What’s Next in Transportation Management Systems (TMS)?

In a recent blog posting, Jordan Kass at CH Robinson (a Logistics Viewpoints sponsor) highlights a key finding from ARC’s Transportation Management Systems (TMS) market study: the growing adoption of managed transportation services.

We first highlighted this trend several years ago, and multiple times since (see “Time-to-Value: Developing a SaaS Equivalent for 3PLs” and “Buying Supply Chain Outcomes, Not Software”). You can read those postings for more details, but in a nutshell, managed transportation services couples a software-as-a-service (SaaS) TMS with a team of transportation experts who manage daily planning and execution activities (among other things) on behalf of a shipper.

Now that managed transportation services is more broadly adopted, Kass asks a basic question: What’s next in TMS?

Here are some of my ideas and predictions, some of them already evident, others perhaps a bit more “pie in the sky” in nature.

TMS will continue to expand beyond trucking and domestic transportation. The ability to plan and execute inbound and outbound shipments across all modes (truckload, LTL, private fleet, parcel, ocean, air, and rail) and across borders using a single solution is still not fully possible. But software vendors continue to pursue this goal, and they are getting closer every year. Not all companies need or want a “holistic TMS” but that’s a separate discussion. For related commentary, see “The Expanding Footprint of TMS

TMS goes global. This trend is related to the one above. As the TMS market continues to expand beyond North America and Western Europe, software vendors will have to configure their solutions to meet the local requirements of different countries. While there will be some common threads between them, a TMS in Africa, for example, will look and operate differently than one in Russia.

TMS-as-a-(Self)-Service. The basic idea here — which I first wrote about in 2009 in “An App Store for Logistics Software” and again in “Software-as-a-(Self)-Service” — is a transportation app that small shippers can buy and deploy very quickly and easily. Imagine an app store where a transportation manager could browse through various applications (e.g., an appointment scheduling app, a widget for financial settlement), buy them online using a credit card, download them, run some quick installation wizards, and off they go.

TMS add social media capabilities. Transportation involves “communities” of carriers, shippers, 3PLs, and other parties. It also involves the communication of status messages and the sharing of documents. The opportunity exists to transform the user interface and experience of a TMS by adding capabilities similar to Facebook and Google + (think of creating “Circles” of your carriers, suppliers, customers, and even other shippers), Twitter (to send short status messages), and Dropbox (for sharing invoices and carrier credential documents).

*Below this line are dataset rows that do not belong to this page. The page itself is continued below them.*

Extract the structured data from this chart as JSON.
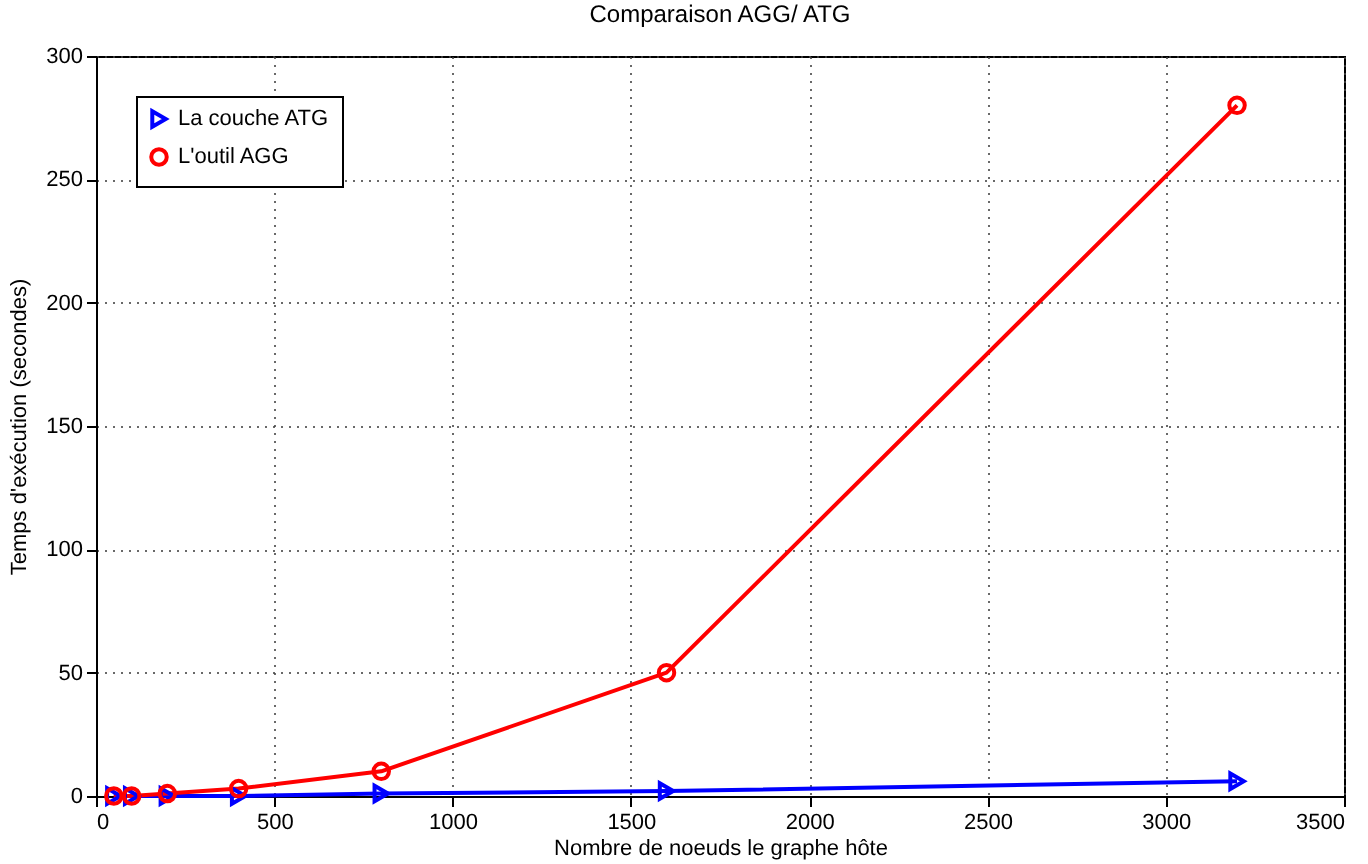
{
  "chart_data": {
    "type": "line",
    "title": "Comparaison AGG/ ATG",
    "xlabel": "Nombre de noeuds le graphe hôte",
    "ylabel": "Temps d'exécution (secondes)",
    "x": [
      50,
      100,
      200,
      400,
      800,
      1600,
      3200
    ],
    "series": [
      {
        "name": "La couche ATG",
        "color": "#0000ff",
        "marker": "triangle",
        "values": [
          0,
          0,
          0,
          0,
          1,
          2,
          6
        ]
      },
      {
        "name": "L'outil AGG",
        "color": "#ff0000",
        "marker": "circle",
        "values": [
          0,
          0,
          1,
          3,
          10,
          50,
          280
        ]
      }
    ],
    "xlim": [
      0,
      3500
    ],
    "xticks": [
      0,
      500,
      1000,
      1500,
      2000,
      2500,
      3000,
      3500
    ],
    "ylim": [
      0,
      300
    ],
    "yticks": [
      0,
      50,
      100,
      150,
      200,
      250,
      300
    ],
    "grid": true,
    "legend": "top left",
    "line_style": "solid"
  }
}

Siri for TMS. Voice recognition is already used in the warehouse, why not in transportation management? Instead of manually conducting searches and executing tasks, why not speak them? “Show me all uncovered loads” and up come the results on the screen. “Will any of my private fleet trucks be near an inbound pickup location on Thursday?” “How am I doing on my carrier commitments this week?” You get the idea.

I have other predictions related to transportation forecasting, business intelligence, connectivity, mobile and telematics, and other topics, but I am out of time and space. However, read the postings below to get an idea of what I’m thinking about in those areas:

Now it’s your turn. What do you think is next in TMS?

Comments

  1. Adrian – Thanks for the mention in this post. I agree with your insights, particularly on the “TMS goes global” comment. In our experience, it is imperative that TMS providers be able to provide a single global TMS platform, while balancing the local requirements of each region. These include the obvious local requirements such as currency and language. Or, these local requirements might mean the difference between deploying the TMS solution to include managed services in one region, while another region might require the TMS without a managed services component.